The 15 or so members of the task force pushed for women’s ordination. They went forth as speakers, they encouraged their various dioceses to keep the issue alive and through their leadership, the question of the ordination of women did not go away. They insisted that if women were called to the priesthood, their calls were valid. How could anyone tell another person they were not called? Women were responsible and intellectually equal to their male peers. They simply didn’t buy the old argument that because Jesus didn’t call any women, women weren’t meant to be called.

In 1974, 11 woman were ordained in Philadelphia by three retired bishops. Their ordinations were called “irregular” and the women were not welcome to minister within the church proper. The task force held a meeting in 1976 at the Cathedral Church in St. Louis, where the Very Rev. Michael Allen was the Dean. That meeting was a defining point at which all the women of the task force and the Episcopal Church Women united in their goal of getting women ordained. Within the next two years, the General Convention of the Episcopal Church approved the ordination of women.

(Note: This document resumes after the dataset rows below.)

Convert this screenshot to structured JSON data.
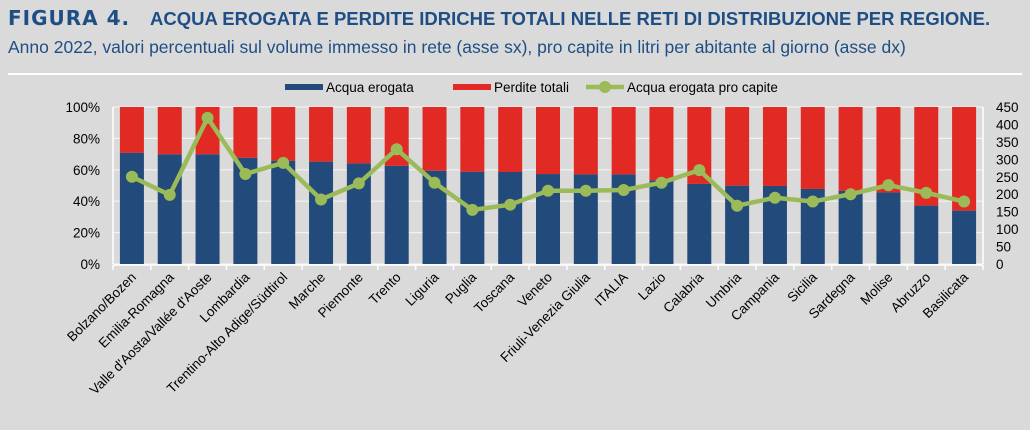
{
  "header": {
    "figure_label": "FIGURA 4.",
    "title": "ACQUA EROGATA E PERDITE IDRICHE TOTALI NELLE RETI DI DISTRIBUZIONE PER REGIONE.",
    "subtitle": "Anno 2022, valori percentuali sul volume immesso in rete (asse sx), pro capite in litri per abitante al giorno (asse dx)"
  },
  "chart_data": {
    "type": "bar",
    "stacked": true,
    "categories": [
      "Bolzano/Bozen",
      "Emilia-Romagna",
      "Valle d'Aosta/Vallée d'Aoste",
      "Lombardia",
      "Trentino-Alto Adige/Südtirol",
      "Marche",
      "Piemonte",
      "Trento",
      "Liguria",
      "Puglia",
      "Toscana",
      "Veneto",
      "Friuli-Venezia Giulia",
      "ITALIA",
      "Lazio",
      "Calabria",
      "Umbria",
      "Campania",
      "Sicilia",
      "Sardegna",
      "Molise",
      "Abruzzo",
      "Basilicata"
    ],
    "series": [
      {
        "name": "Acqua erogata",
        "type": "bar",
        "axis": "left",
        "color": "#224a7a",
        "values": [
          70.9,
          69.9,
          69.9,
          67.7,
          65.8,
          65.2,
          64.1,
          62.6,
          59.4,
          58.8,
          58.6,
          57.3,
          57.1,
          57.1,
          53.3,
          51.0,
          49.9,
          49.7,
          47.8,
          46.7,
          45.6,
          37.2,
          34.0
        ]
      },
      {
        "name": "Perdite totali",
        "type": "bar",
        "axis": "left",
        "color": "#e12a23",
        "values": [
          29.1,
          30.1,
          30.1,
          32.3,
          34.2,
          34.8,
          35.9,
          37.4,
          40.6,
          41.2,
          41.4,
          42.7,
          42.9,
          42.9,
          46.7,
          49.0,
          50.1,
          50.3,
          52.2,
          53.3,
          54.4,
          62.8,
          66.0
        ]
      },
      {
        "name": "Acqua erogata pro capite",
        "type": "line",
        "axis": "right",
        "color": "#9bbb59",
        "values": [
          250,
          198,
          419,
          258,
          290,
          185,
          231,
          329,
          233,
          155,
          170,
          210,
          210,
          212,
          233,
          269,
          167,
          190,
          179,
          200,
          226,
          204,
          179
        ]
      }
    ],
    "y_left": {
      "min": 0,
      "max": 100,
      "ticks": [
        "0%",
        "20%",
        "40%",
        "60%",
        "80%",
        "100%"
      ]
    },
    "y_right": {
      "min": 0,
      "max": 450,
      "ticks": [
        "0",
        "50",
        "100",
        "150",
        "200",
        "250",
        "300",
        "350",
        "400",
        "450"
      ]
    },
    "grid": true,
    "legend": "top"
  }
}
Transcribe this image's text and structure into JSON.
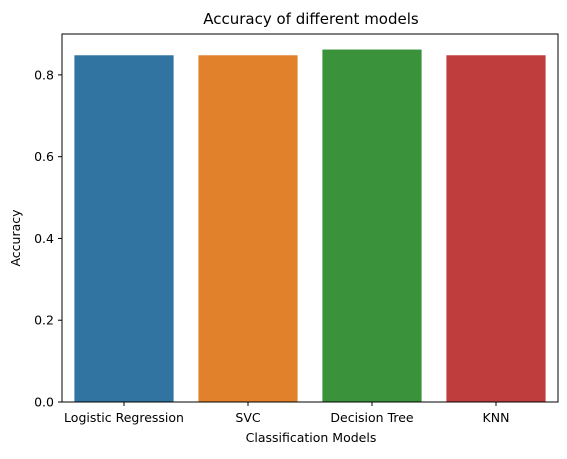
{
  "chart_data": {
    "type": "bar",
    "title": "Accuracy of different models",
    "xlabel": "Classification Models",
    "ylabel": "Accuracy",
    "categories": [
      "Logistic Regression",
      "SVC",
      "Decision Tree",
      "KNN"
    ],
    "values": [
      0.848,
      0.848,
      0.862,
      0.848
    ],
    "colors": [
      "#3274a1",
      "#e1812c",
      "#3a923a",
      "#c03d3e"
    ],
    "ylim": [
      0,
      0.9
    ],
    "yticks": [
      0.0,
      0.2,
      0.4,
      0.6,
      0.8
    ],
    "ytick_labels": [
      "0.0",
      "0.2",
      "0.4",
      "0.6",
      "0.8"
    ],
    "grid": false,
    "legend": "none"
  }
}
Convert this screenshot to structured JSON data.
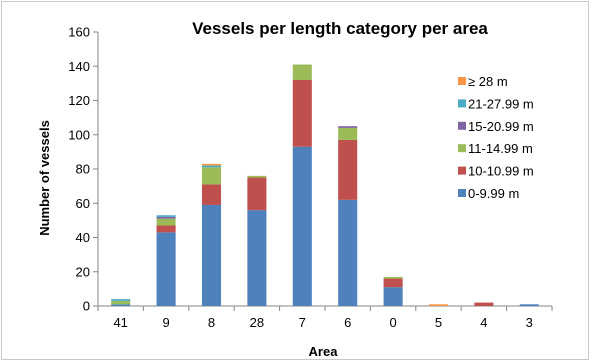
{
  "chart_data": {
    "type": "bar",
    "stacked": true,
    "title": "Vessels per length category per area",
    "xlabel": "Area",
    "ylabel": "Number of vessels",
    "ylim": [
      0,
      160
    ],
    "yticks": [
      0,
      20,
      40,
      60,
      80,
      100,
      120,
      140,
      160
    ],
    "grid": false,
    "legend_position": "right",
    "categories": [
      "41",
      "9",
      "8",
      "28",
      "7",
      "6",
      "0",
      "5",
      "4",
      "3"
    ],
    "series": [
      {
        "name": "0-9.99 m",
        "color": "#4f81bd",
        "values": [
          1,
          43,
          59,
          56,
          93,
          62,
          11,
          0,
          0,
          1
        ]
      },
      {
        "name": "10-10.99 m",
        "color": "#c0504d",
        "values": [
          0,
          4,
          12,
          19,
          39,
          35,
          5,
          0,
          2,
          0
        ]
      },
      {
        "name": "11-14.99 m",
        "color": "#9bbb59",
        "values": [
          2,
          4,
          10,
          1,
          9,
          7,
          1,
          0,
          0,
          0
        ]
      },
      {
        "name": "15-20.99 m",
        "color": "#8064a2",
        "values": [
          0,
          1,
          0,
          0,
          0,
          1,
          0,
          0,
          0,
          0
        ]
      },
      {
        "name": "21-27.99 m",
        "color": "#4bacc6",
        "values": [
          1,
          1,
          1,
          0,
          0,
          0,
          0,
          0,
          0,
          0
        ]
      },
      {
        "name": "≥ 28 m",
        "color": "#f79646",
        "values": [
          0,
          0,
          1,
          0,
          0,
          0,
          0,
          1,
          0,
          0
        ]
      }
    ]
  }
}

When Carol Anderson was ordained deacon in the Diocese of New York, Varian loaded up her station wagon with home-baked goodies and drove down to the Cathedral Church of St. John the Divine to give her a proper celebration. It was the first time she had baked for the church since her Bible flew out the window 30 years earlier.

In 1974, the Rev. Lloyd Uyeki had appointed Varian to a committee to evaluate the restructuring of the Diocese of New York. The committee discovered that clergy wives were particularly disgruntled and perhaps because of her work on the task force, Varian was particularly attuned to their complaint. More than a few of them had themselves felt called to ordination, but they could only do the next-best thing: marry an ordained person.

Varian and David were at St. Luke’s Episcopal Church in Katonah when Dorothy Stackpole became the first women elected to the vestry. The rector, the Rev. A. Donald Wiesner, “complimented” her by saying, “Dorothy, you may be a woman, but you think like a man.”

Dorothy stood up, cigarette dangling from her mouth, and said, “I think!” and sat down.

Varian was later elected the first woman to serve as church warden at St. Luke’s.

In all this time, David, in addition to being Varian’s greatest support, was also the youngest man to serve as clerk of vestry at St. Mark’s in the Bouwerie in the Diocese of New York.